Bezeichnend für die Unterordnung unter die Flexi-Politik der Unternehmer nach Meinung der Fraktion Gewerkschaftlicher Linksblock im ÖGB (GLB) die Aussagen von AK-Präsident und ÖGB-Landesvorsitzendem Johann Kalliauer bei der oberösterreichischen AK-Vollversammlung am 3. Mai 2006. Kalliauer tritt richtigerweise für Steigerung der Inlandsnachfrage in Form höherer Masseneinkommen und öffentlicher Investitionen ein, eine Arbeitszeitverkürzung ist für ihn hingegen offenbar kein Thema mehr. Seit 1987 fordert der ÖGB regelmäßig bei jedem Bundeskongress eine Arbeitszeitverkürzung auf 35 Wochenstunden. Realpolitisch wurde dieses Ziel jedoch aus Rücksicht auf die „Standort“-Argumentation der Kapitalseite darauf verzichtet, die Arbeitszeitverkürzung durchzusetzen. Im Ergebnis ist Österreich EU-weit ein Spitzenreiter bei langen und flexiblen Arbeitszeiten, die aber einkommensmässig keineswegs abgedeckt werden.

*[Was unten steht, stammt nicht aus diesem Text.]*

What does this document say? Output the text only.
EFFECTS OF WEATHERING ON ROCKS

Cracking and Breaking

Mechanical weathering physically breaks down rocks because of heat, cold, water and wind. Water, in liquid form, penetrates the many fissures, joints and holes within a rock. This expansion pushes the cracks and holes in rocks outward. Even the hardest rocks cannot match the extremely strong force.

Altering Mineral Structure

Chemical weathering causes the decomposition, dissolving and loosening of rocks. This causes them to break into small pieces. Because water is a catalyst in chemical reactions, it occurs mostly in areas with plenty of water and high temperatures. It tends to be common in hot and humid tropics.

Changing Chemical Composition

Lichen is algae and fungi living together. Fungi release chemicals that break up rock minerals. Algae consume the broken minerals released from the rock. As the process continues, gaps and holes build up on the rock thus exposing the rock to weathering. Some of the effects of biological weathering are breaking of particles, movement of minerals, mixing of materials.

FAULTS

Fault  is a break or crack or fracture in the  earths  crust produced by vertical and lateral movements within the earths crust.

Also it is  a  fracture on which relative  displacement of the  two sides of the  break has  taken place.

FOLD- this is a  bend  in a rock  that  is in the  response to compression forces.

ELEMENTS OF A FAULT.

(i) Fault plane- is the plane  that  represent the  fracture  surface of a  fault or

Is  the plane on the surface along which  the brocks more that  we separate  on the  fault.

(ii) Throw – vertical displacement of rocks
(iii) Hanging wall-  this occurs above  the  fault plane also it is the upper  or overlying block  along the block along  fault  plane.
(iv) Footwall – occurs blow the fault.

Mit Stand vom Frühjahr 2005 wies Österreich mit real 44,1 Wochenstunden nach Griechenland (44,3) die längste Arbeitszeit aller EU-Länder aus. 748.500 Beschäftigte leisten regelmäßig Überstunden, das Volumen von 7,04 Millionen Überstunden entspricht einem Beschäftigungspotential für 175.900 Personen. Allein daraus wird die Dringlichkeit einer Arbeitszeitverkürzung ersichtlich. Derzeit findet eine „Arbeitszeitverkürzung“ nur in der Form statt, dass immer mehr Beschäftigte arbeitslos, teilzeitbeschäftigt oder prekarisiert werden.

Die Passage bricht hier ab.